Alf Poier und Kunst. - © Seifert Verlag
Alf Poier und Kunst. - © Seifert Verlag

"Posttraumatische Erscheinungen" hat Alf Poier noch immer, wenn es um den Song Contest geht. 2003 erreichte der Kabarettist mit dem Katzerl-Haserl-Rocksong "Weil der Mensch zählt" den sechsten Platz. Seither gelingt es ihm nicht immer, sich dem Trubel um das Wettsingen zu entziehen. Sei es, weil er unermüdlich dem ORF gute Tipps gab ("Ich hab lange, bevor die russischen Omas gekommen sind, vorgeschlagen, ein Casting in einem Altersheim zu machen. Die Ideen von mir wurden aber meistens heruntergemacht"). Sei es, weil er mit Aussagen über Conchita Wurst im Vorjahr danebengegriffen hat. Da hatte er bei der späteren Gewinnerin "verschwulte Zumpferl-Romantik" diagnostiziert. Mit der folgenden Empörung hat er nicht gerechnet, sagt er: "Ich wollte halt lustig sein. Ich bin ja nicht der Bundespräsident, ich bin Komiker. Ich hab mich ja auch für die Wortwahl entschuldigt."

Das im Zuge des Conchita-Sieges vielbemühte Schlagwort von der Toleranz gibt Poier aber immer noch zu denken, wenn auch globaler: "Toleranz ist sicher eine der wichtigsten Eigenschaften, um aus dem ganzen Schlamassel dieser Welt wieder herauszukommen. Die Frage ist aber oft, ob die Toleranz, die an den Tag gelegt wird, nicht nur ein Geschäftsmodell ist. Die Frage ist auch, sind die Leute toleranter geworden oder nur opportunistischer. Ich hab das Gefühl, dass die Welt ein bissl meinungsschizophren wird. Es gibt eine private und eine öffentliche Meinung. Das macht mich schon nachdenklich."

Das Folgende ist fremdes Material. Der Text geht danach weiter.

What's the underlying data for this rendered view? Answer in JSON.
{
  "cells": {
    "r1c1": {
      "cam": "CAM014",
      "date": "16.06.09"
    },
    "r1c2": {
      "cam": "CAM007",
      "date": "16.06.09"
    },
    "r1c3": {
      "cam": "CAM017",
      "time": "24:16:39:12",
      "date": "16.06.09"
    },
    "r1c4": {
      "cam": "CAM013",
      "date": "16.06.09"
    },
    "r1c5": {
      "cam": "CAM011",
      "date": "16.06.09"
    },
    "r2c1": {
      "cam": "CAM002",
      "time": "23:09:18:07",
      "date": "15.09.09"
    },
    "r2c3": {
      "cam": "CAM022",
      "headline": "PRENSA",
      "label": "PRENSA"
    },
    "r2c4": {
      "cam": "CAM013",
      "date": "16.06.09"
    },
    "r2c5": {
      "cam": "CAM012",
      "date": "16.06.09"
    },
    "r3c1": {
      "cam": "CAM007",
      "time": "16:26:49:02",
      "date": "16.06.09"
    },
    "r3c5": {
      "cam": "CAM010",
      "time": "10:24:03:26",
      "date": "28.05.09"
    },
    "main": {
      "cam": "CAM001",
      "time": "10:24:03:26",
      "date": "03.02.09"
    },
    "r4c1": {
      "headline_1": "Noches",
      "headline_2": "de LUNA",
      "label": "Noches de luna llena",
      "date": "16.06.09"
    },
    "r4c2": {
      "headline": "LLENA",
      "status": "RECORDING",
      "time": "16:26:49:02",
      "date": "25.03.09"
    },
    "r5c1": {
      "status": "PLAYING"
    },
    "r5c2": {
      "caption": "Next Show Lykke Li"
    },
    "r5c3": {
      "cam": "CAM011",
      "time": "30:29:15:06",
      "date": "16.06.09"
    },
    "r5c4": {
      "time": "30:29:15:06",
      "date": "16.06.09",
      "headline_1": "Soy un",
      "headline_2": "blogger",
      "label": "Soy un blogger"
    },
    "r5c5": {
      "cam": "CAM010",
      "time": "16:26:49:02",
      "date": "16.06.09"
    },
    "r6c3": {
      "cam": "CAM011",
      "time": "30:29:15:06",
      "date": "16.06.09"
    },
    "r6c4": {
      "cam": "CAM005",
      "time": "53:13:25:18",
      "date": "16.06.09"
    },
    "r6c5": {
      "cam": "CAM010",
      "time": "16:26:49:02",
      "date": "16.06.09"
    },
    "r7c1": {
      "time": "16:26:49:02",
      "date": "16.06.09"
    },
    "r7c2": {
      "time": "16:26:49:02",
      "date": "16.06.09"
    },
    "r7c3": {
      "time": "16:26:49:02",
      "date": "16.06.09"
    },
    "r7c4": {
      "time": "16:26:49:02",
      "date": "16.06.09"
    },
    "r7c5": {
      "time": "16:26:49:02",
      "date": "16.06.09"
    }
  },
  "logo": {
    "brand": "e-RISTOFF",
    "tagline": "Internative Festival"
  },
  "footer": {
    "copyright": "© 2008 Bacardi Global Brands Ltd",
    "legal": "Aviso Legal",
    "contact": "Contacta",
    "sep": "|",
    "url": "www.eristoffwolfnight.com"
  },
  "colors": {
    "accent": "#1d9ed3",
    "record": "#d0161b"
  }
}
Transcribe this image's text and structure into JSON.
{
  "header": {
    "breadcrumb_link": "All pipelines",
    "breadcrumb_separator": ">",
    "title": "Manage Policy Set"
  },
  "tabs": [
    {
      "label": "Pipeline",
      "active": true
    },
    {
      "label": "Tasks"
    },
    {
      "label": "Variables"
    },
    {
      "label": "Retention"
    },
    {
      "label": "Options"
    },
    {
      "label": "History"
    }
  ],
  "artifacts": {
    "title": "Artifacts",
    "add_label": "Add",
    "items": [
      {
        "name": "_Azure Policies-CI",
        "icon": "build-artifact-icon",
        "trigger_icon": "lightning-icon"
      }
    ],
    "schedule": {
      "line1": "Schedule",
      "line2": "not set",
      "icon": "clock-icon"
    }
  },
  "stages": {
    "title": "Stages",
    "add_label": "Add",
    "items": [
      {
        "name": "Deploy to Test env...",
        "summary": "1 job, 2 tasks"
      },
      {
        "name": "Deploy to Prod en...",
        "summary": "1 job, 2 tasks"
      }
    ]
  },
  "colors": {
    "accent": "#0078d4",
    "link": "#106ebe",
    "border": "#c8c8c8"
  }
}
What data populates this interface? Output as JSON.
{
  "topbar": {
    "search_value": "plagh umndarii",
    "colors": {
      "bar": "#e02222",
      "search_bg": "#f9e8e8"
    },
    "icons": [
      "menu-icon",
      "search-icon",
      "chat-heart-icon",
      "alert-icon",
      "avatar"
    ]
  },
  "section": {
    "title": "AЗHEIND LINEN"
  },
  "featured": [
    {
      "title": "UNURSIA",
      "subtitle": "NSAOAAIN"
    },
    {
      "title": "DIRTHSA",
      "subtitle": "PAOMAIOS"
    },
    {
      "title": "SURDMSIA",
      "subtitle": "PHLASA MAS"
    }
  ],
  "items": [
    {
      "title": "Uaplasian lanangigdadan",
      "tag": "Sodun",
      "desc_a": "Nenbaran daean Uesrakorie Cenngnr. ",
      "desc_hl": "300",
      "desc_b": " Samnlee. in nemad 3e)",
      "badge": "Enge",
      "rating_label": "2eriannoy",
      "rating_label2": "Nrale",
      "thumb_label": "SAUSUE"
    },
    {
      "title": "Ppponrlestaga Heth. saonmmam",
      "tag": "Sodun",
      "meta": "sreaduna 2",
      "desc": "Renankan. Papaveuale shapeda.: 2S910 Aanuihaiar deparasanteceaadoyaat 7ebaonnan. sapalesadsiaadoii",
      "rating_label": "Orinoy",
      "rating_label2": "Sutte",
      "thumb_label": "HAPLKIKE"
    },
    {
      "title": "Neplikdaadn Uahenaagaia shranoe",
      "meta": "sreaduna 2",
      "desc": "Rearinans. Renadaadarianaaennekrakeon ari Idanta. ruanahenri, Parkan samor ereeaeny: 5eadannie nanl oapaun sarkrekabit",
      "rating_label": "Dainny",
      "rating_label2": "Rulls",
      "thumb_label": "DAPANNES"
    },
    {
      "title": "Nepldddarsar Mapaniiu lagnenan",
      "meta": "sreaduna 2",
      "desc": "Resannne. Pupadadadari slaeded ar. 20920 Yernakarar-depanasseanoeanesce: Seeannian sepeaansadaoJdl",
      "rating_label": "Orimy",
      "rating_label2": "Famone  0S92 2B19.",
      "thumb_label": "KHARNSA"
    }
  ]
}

Als Künstler müsse man sich immer stärker gegen Instrumentalisierung wehren: "Man muss wirklich aufpassen, was man sagt. Ich habe keine Lust, dass ich von gewissen Parteien wegen einer Aussage instrumentalisiert werde. Man hat ja auch mittlerweile das Gefühl, die SPÖ hat den Song Contest gewonnen und nicht die Conchita". Um das zu verhindern, hat Poier eine Strategie: "Ich behaupte etwas Absurdes, das kann keiner widerlegen. Das zeigt, dass man etwas Anarchisches in sich trägt, aber man muss nicht Stellung beziehen."

Mit seinem absurden Aktionismus hatte Poier beim ESC in Riga Erfolg - vor allem die Journaille zeigte sich dankbar für die Abwechslung. Dass sich der Dadaismus schon seit Jahren durch sein Werk zieht, zeigt nun eine Ausstellung im Bank Austria Kunstforum. Sie vereint Zeichnungen und Objekte, die für Poiers Kabarett-Programme entstanden sind mit eigenständigen Werken: von der "Kamikatze" und der Arschgeige bis zu Bildern wie "Spiegeleier". Sie sind Produkte einer "metaphysischen Verzweiflung", die Poier, wie er sagt, jahrelang vor sich hergeschoben hat. Kant, Nietzsche, Schopenhauer, sie alle konnten ihm keine Antworten liefern. Erst ein asiatisch fundierter Dadaismus führte zum metaphysischen Heil. Und außerdem bereitet es ihm Vergnügen, dass es genug Leute gibt, die sagen: "Was, das soll Kunst sein?" Und dieses Verwirren hat ja schon beim Song Contest gut funktioniert.